Homo humilis

Phoenix

Noémie Goudal. Image extraite de la vidéo « Below the Deep South », 2021. Avec l’aimable autorisation de l’artiste et de la galerie Les filles du calvaire.

Dans la chapelle, l’atmosphère est tropicale, humide et étouffante. Les yeux s’accoutument à la pénombre pour identifier des feuilles et des palmiers, des lambeaux de forêt, jusqu’à distinguer au loin un lent incendie – dans l’ancienne abside, sous le regard placide de Dieu, la jungle brûle. « Phoenix », la dernière exposition de Noémie Goudal, a une nouvelle fois trait aux éléments, l’eau et l’air, la terre, le feu.

Passionnée de paléoclimatologie, la photographe plasticienne nous convie à une réflexion anthropologique et écologique sur notre place dans la nature, notre perception du monde. L’étude du passé de la Terre, son climat et sa géologie, c’est la boule de cristal de l’avenir. Phénix : « Oiseau fabuleux, qui vivait plusieurs siècles, se brûlait lui-même sur un bûcher et renaissait de ses cendres. (Le mythe a pour origine le culte du héron cendré, adoré par les Égyptiens pour sa présence au retour de la crue du Nil) », dixit le Larousse. Mythe, cycle de la création, catastrophe et éternité : un vaste programme, baroque en perspective. Projeté sur un très grand panneau, le spectacle de la forêt en feu n’est qu’une illusion qui se consume sous nos yeux. Les arbres brûlent, le papier brûle – tout le décor en trompe-l’œil. Et ça continue sans fin, on continue de tout brûler, aux quatre coins de la toile planétaire. Jusqu’à ce que les papiers tombent et mettent à nu la vérité, les châssis de la pièce à machines. Et des oiseaux de feu s’abattent, comme une nouvelle plaie d’Égypte, sous les chants ironiques et les sifflements de la bande-son. Entre présent brûlant et futur, la mise en abyme laisse entrevoir l’Apocalypse. L’Apocalypse, c’est la révélation de notre bêtise anthropocentriste, qui fige la nature dans des cartes et des cadres arbitraires. Le monde est pourtant une branloire pérenne, tout bouge, les eaux et les continents, comme le met en scène l’installation « Inhale Exhale », qui construit et déconstruit avec humour un faux décor naturel – au fond, il n’y a que nous, les humains, de coincés entre les grilles de l’expo, nos paradigmes et nos frontières. Pour Noémie Goudal, les rythmes et les mouvements à l’échelle de la Terre signalent notre insignifiance vertigineuse. Ils invitent à l’humilité.

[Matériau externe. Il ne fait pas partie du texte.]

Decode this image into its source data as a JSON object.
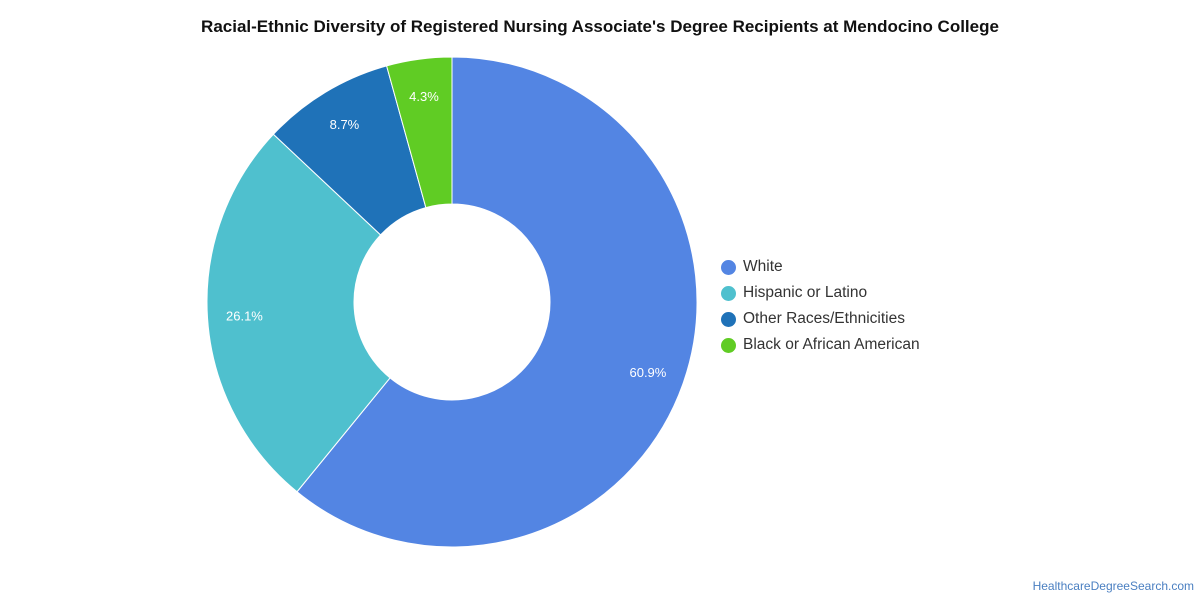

Retournons donc au commencement – au seuil de la chapelle. Phoenix, c’est aussi le nom de Phoenix atlantica, une variété de palmiers d’Amérique latine et d’Afrique de l’Ouest – indice que, jadis, les deux continents n’en formaient qu’un, Atlantica. La série « Phoenix » représente des tirages à hauteur d’arbre. Mais attention : un arbre peut en cacher un autre. Les installations très grand format – paysages disloqués et mouvants, fabriqués artisanalement avec des bandes de papier imprimé – sont photographiées de nuit devant les palmiers réels. La nature lacérée, débitée par l’homme devient un patchwork décoratif, un motif de papier peint. Sur certains, il vire au puzzle, au labyrinthe infernal. Une nouvelle façon de dénoncer la mainmise artificielle de l’homme sur la nature ? De signifier l’incomplétude de l’art sans la nature protéiforme ? Ce qui est sûr, c’est que Noémie Goudal l’inspirée nous invite à admirer, le souffle coupé par la beauté et l’effroi, le sublime du spectacle qui nous dépasse – la respiration profonde du monde, avant notre expiration.